After the initial excitement of the web, a few years later we saw the same land grab for Second Life. Every man and his dog was setting up Second Life stores, even ad agencies were setting up virtual Second Life shops – with little regard of whether the platform was right, or indeed right at that time.
When something new comes along, strategy flies out of the window in the rush to be first. And for some this devil may care approach can work – Nike tends to always be an early adopter to everything – it was on Facebook within a few months of it launching, same with Twitter, same with Second Life and in December it bought a virtual show company that makes NFTs; aiding its foray into Roblox and gearing up for its Metaverse debut.
However, taking a considered approach does not have to be damaging. KFC was actually the first brand on Facebook, McDonald’s took a lot longer, not joining the fray until late 2009 – did the gap of 18 months damage the business, the bottom line or the brand? No. But when McDonald’s did join the platform it did so in a very considered and brand appropriate way with the added bonus of learning from the mistakes of others.
It is interesting watching the approach that different brands are taking with Metaverse. As already seen we’ve got those that are beating down the metaphorical door for access, but you’ve got others like LVMH who are taking a much more considered approach.
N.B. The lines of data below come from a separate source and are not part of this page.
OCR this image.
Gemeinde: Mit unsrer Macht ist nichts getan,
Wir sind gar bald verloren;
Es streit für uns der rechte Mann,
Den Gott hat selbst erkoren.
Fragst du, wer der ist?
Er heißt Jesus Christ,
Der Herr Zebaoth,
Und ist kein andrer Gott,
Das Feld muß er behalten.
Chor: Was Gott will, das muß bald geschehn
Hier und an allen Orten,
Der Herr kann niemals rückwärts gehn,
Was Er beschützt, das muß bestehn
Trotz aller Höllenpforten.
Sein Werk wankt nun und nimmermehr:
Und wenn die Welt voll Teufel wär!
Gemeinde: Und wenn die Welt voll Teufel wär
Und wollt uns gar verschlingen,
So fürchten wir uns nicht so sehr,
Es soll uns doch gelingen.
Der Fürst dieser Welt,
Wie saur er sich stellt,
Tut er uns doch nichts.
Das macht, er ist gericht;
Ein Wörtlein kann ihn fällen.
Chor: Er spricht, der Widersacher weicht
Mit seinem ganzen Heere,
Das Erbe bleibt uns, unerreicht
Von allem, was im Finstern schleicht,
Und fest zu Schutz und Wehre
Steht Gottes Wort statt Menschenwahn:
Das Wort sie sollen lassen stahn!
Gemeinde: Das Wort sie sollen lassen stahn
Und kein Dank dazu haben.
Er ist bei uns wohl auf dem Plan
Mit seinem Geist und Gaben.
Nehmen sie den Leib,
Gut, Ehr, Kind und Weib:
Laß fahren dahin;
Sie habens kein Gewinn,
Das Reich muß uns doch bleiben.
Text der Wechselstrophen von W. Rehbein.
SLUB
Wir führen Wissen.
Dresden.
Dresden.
Bernard Arnault announced that brands should be wary of the ‘bubble’ and the hype. He is waiting to see what will be the applications of the Metaverse and NFTs saying “it can undoubtedly have a positive impact – if it is done well – on the activity of the brands, but it is not our objective to sell virtual sneakers at $10. We are not interested in that.”
Quite right too.
Selling $10 shoes is not what LVHM is all about and it would damage its real-world brands. And herein lies the key. The Metaverse is simply another channel. It is not standalone. Therefore, as with all media it has to fit into the omnichannel experience – or risk devaluing everything else you are doing.
You have to identify how your brand translates into the Metaverse. If you sell energy drinks in real life, sell rocket pack energy boosters in the Metaverse – that makes sense. Once you have your value proposition you can map out your Metaverse strategy, align it to the overarching marketing plan and ensure that the value exchange is firing on all cylinders across all channels.
The Metaverse is exciting and it does present some really interesting opportunities for consumers and brands; it’s also a bit terrifying when you start drilling down into it, but that’s a whole other article. It may be new, but what is worth remembering is that it’s the same old theory that underpins it – CRM. You can’t escape providing relevant value to your audience – without that you’re one NFT short of a blockchain.